- Born: Mayumi Hirano 平野 眞弓 8 March 1950 Saya, Ama, Aichi, Occupied Japan
- Died: 30 August 2014 (aged 64) Shinagawa, Tokyo, Japan
- Occupations: Novelist, poet, university professor
- Writing career
- Pen name: Yumi Kurata ( 倉田 ゆみ ) Yuko Kurata ( 倉田 悠子 )
- Period: 1973 – 2014
- Notable awards: Taiko-Hirabayashi Prize (1995) Kawabata Prize (2008) Tanizaki Prize (2011) Shinran Prize (2012) Medal of Honor, Purple ribbon (2014)

= Mayumi Inaba =

Japanese writer and poet (1950–2014)

Mayumi Inaba (稲葉 真弓, Inaba Mayumi) was a Japanese writer and poet.

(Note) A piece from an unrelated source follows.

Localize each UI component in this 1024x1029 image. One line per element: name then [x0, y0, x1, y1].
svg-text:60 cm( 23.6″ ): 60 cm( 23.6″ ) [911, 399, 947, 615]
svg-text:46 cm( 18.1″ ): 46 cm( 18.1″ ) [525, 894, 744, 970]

She won the Tanizaki Prize in 2011 for her memoir To the Peninsula (半島へ). Her short story Morning Comes Twice a Day (朝が二度くる, Asa ga nido kuru) was translated into English by Lawrence Rogers for the collection Tokyo Stories: A Literary Stroll.

==Biography==
Inaba was born in Aichi Prefecture in 1950. Her writing career began when she was 16 and won a poetry competition sponsored by the magazine Bungei Shunjū. She soon began writing fiction and won the Prize for Young Female Authors in 1973 for her short story The Pain of Blue Shadows (青い影の痛みを, Aoi kage no itami wo). She was also awarded the Hirabayashi Taiko Prize for short story The Voice Prostitute (声の娼婦, Koe no Shoufu). Inaba published a memoir about her life with her cat, Mornings Without Mii (ミーのいない朝, Mii no inai asa), in 1999. Inaba's short story (海松, Miru), named after a type of seaweed commonly known as dead man's fingers, won the 2007 Yasunari Kawabata Prize for best short story.

She died of pancreatic cancer at age 64.